Pittsburgh’s early autumn days are among its best.
The leaves turn into gorgeous myriad colors and the river seems even more pristine than usual. This weekend will surely be no different as pedestrians walking across the bridges downtown this Friday will have a multitude of stunningly beautiful views available to them: PNC Park, the beautiful Downtown skyline and a 40-foot-tall rubber duck.
That’s right. Starting Friday, a supersized rubber duck will float along the riverfront in Downtown Pittsburgh. The project is being presented by the Pittsburgh Cultural Trust as the kickoff celebration of the International Festival of Firsts.
“[The festival] is a four-week, multidisciplinary festival of contemporary performance and visual arts,” said Paul Organisak, vice president of programming for the Pittsburgh Cultural Trust. “All of the work presented must be a U.S. premiere, and when I first saw images of the Rubber Duck at the Sydney Festival, I knew it would be perfect for Pittsburgh with our rivers and incredible scenic vistas.”
The Pittsburgh Cultural Trust is a non-profit arts organization that strives to culturally revitalize Pittsburgh. The upcoming festival is just part of its overall mission.
“The Pittsburgh Cultural Trust is a unique model of how public-private partnerships can reinvent a city with authenticity, innovation and creativity,” said Diana Roth, a representative of the trust. “Using the arts as an economic catalyst, the Pittsburgh Cultural Trust has holistically created a world-renowned Cultural District that is revitalizing the city, improving the regional economy and enhancing Pittsburgh’s quality of life.”
The duck is a design by Dutch artist Florentijn Hofman, who originally sent his idea to his home city of Amsterdam in 2007. Since then, it has traveled all over the world in varying sizes, including China, Japan, Australia and New Zealand — just to name a few. Pittsburgh marks the duck’s first trip to the U.S.
This Friday from 5:30 to 10 p.m., the Pittsburgh Cultural Trust is hosting the Rubber Duck Bridge Party, the kickoff event for the duck, on the Roberto Clemente Bridge. The event will include the duck itself, as well as food, art vendors and some special guests.
“The Rubber Duck Bridge Party will run in tandem with the Pittsburgh Cultural Trust’s Fall Gallery Crawl in the Cultural District — a free quarterly showcase of art and entertainment,” the Cultural Trust stated in a press release.
The invitation also spoke about the International Festival of Firsts and the rest of its events.
“This year’s [festival] features companies and artists representing a vast array of countries. … The Festival … offers an eclectic mix of theater, dance, puppetry, music and visual arts handpicked from around the world.
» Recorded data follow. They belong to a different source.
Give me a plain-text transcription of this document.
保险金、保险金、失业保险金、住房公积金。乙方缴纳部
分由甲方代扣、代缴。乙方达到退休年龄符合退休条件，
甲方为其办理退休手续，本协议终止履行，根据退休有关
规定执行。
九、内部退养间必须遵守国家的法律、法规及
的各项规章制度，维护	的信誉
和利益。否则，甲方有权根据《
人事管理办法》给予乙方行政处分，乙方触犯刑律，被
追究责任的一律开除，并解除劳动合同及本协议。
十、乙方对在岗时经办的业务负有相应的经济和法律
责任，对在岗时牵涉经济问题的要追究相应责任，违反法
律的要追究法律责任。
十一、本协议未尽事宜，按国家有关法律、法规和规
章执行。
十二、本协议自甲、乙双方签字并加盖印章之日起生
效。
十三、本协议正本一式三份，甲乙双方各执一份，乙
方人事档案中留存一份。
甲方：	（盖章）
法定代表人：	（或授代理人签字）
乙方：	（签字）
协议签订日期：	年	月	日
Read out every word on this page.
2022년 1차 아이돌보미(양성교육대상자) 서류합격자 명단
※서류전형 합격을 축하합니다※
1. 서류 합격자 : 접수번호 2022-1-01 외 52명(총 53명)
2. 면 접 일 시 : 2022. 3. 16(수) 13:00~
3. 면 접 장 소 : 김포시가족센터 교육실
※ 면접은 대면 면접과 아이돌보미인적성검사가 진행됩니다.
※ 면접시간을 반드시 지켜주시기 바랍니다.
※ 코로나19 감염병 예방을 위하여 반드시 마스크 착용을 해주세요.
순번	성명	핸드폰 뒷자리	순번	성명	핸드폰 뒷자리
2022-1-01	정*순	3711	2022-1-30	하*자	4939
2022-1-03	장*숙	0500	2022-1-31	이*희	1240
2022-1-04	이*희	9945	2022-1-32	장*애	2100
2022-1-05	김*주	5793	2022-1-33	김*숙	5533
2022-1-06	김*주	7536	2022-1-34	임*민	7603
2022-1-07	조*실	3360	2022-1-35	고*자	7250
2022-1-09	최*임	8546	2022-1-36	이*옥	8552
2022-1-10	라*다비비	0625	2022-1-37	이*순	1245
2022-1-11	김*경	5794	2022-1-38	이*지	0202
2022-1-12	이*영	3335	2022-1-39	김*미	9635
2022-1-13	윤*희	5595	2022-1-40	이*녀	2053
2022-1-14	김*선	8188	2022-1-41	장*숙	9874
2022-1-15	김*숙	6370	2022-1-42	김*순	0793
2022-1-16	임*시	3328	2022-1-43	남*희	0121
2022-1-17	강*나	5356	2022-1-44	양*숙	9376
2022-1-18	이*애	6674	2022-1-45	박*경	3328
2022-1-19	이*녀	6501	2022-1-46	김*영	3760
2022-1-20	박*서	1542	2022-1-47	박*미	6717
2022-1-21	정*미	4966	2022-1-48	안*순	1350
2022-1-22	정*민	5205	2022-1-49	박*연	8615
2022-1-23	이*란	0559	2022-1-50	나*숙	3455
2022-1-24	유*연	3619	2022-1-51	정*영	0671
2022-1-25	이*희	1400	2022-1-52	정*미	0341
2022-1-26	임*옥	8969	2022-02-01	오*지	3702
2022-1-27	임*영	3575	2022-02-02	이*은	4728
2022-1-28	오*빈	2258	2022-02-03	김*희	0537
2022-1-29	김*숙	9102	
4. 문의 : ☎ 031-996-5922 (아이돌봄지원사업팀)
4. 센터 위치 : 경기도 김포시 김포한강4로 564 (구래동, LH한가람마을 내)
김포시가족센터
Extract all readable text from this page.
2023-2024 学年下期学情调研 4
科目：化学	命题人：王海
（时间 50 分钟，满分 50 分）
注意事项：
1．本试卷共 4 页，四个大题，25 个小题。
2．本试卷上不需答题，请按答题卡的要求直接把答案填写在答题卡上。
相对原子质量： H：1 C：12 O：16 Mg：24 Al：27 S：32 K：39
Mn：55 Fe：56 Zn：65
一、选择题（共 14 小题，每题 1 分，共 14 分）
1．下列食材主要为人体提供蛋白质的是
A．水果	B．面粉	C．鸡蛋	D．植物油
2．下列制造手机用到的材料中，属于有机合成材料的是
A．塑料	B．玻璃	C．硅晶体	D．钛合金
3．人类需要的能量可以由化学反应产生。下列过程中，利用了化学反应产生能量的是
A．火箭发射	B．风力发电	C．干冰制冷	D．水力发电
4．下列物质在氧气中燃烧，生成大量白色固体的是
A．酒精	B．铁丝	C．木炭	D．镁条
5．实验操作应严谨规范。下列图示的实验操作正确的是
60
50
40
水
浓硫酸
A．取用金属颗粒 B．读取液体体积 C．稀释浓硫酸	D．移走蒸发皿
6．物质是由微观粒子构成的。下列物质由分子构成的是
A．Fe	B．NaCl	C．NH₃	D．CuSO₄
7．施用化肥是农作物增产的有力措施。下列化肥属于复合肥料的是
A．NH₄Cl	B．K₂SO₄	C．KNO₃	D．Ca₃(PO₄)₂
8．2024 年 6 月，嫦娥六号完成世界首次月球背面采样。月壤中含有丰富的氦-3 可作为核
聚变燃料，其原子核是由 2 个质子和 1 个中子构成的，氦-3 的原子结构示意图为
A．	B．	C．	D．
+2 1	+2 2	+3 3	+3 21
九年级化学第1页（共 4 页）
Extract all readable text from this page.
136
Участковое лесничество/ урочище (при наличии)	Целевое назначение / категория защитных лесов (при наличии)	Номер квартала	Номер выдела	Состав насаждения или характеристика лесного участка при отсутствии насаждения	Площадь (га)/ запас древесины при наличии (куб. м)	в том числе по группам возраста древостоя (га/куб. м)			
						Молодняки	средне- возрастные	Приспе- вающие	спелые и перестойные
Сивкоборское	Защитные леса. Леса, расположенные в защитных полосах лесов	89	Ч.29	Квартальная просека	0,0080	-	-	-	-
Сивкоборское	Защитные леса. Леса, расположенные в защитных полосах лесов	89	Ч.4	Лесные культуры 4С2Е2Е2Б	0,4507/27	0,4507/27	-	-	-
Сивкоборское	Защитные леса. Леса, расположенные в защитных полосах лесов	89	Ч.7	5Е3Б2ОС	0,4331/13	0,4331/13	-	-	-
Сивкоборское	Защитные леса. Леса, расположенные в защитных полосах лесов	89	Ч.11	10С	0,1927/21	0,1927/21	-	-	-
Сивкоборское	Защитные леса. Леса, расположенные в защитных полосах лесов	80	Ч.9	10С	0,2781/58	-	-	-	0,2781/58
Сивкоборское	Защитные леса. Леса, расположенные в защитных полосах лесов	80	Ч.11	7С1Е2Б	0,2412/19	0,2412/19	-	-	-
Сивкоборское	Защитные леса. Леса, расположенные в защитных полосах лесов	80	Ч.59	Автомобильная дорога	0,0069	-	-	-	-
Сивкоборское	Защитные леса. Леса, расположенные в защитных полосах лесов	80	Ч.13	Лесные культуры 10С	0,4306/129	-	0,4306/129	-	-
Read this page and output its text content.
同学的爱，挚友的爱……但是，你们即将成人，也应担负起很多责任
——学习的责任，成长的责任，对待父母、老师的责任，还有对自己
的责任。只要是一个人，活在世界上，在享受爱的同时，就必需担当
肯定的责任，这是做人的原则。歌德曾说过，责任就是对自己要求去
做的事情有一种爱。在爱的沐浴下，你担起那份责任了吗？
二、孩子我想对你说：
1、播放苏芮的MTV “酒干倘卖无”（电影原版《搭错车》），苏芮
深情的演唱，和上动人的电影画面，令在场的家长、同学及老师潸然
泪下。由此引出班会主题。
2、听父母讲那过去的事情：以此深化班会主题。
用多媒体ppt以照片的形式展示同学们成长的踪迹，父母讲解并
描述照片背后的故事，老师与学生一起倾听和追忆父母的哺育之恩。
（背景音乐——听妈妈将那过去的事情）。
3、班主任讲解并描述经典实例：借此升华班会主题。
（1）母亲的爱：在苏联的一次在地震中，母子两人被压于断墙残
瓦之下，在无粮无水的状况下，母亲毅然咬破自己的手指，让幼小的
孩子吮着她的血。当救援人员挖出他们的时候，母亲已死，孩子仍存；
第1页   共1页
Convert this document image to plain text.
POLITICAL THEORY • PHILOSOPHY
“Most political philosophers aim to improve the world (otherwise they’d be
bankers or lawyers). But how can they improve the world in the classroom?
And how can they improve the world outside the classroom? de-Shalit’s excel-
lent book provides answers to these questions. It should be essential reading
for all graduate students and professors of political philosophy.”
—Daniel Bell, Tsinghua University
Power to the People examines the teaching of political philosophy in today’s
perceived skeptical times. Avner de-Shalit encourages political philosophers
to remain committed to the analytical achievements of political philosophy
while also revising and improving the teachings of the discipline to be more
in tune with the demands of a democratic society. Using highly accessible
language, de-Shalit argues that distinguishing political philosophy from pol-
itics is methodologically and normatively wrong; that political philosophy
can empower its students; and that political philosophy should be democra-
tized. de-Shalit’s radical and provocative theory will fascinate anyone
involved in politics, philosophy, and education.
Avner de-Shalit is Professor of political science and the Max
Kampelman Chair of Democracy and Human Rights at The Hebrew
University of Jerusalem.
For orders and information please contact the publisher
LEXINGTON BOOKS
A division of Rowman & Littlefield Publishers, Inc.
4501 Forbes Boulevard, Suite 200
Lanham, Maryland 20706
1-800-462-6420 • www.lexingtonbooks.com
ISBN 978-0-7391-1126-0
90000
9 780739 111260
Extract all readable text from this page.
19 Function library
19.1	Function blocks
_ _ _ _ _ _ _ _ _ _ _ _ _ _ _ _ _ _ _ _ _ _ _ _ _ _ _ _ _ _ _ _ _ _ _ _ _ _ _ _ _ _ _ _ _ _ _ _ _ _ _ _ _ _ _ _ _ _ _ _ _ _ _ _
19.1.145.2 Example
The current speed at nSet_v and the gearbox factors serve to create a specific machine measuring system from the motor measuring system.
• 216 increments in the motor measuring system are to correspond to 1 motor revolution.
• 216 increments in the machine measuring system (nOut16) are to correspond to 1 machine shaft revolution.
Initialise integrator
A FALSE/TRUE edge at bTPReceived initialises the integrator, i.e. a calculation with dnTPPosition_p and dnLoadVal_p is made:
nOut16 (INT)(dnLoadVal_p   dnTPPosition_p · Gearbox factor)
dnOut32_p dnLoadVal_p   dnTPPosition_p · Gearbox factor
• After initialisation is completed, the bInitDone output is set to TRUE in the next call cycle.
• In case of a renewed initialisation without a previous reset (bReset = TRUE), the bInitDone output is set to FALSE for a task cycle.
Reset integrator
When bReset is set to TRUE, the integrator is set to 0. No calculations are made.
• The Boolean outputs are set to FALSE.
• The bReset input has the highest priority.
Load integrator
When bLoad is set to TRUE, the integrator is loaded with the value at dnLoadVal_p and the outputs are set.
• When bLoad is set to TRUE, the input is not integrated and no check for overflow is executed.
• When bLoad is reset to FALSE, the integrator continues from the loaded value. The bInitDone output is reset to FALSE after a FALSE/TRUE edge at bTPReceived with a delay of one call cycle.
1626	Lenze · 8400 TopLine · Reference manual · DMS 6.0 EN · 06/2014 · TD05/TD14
Be first in line to experience art never before presented in the United States.”
The festival is running from Sept. 27 through Oct. 26.
The duck kicks off not only the International Festival of Firsts but also a big weekend for Pitt. It’s comforting that the duck will be overseeing our Homecoming game, as well as Morning Madness, both taking place this upcoming weekend just across the river from Downtown on the North Side.
The comforting notion of the rubber duck is the precise reason the project was created in the first place. Hofman wants to evoke people’s childhood memories when they see the giant duck. It’s a way of channeling a viewer’s nostalgia to bring them joy.
“To me, it’s an outstanding public-art and community-engagement project,” said Organisak. “Not only did Florentijn Hofman … choose one of the world’s most iconic, universal images, [but] the quality of the design and execution raise the entire experience to one which can be universally enjoyed. Who cannot help but smile while looking at a 40-foot Rubber Duck!”
Pitt students seemed to agree. When asked if the duck is really considered art to our generation, the general consensus was positive.
“What I like about the rubber duck, is not that it’s a giant rubber duck — although that is pretty amazing on its own — but that by installing it in ports and harbors and rivers around the world, it shows the connectedness of humans. Everyone is amazed by a -foot duck,” said Alexander Cupo, a sophomore at Pitt. “It turns our world essentially into a bathtub, where we can all be in awe of something childish and fun and share that experience together.”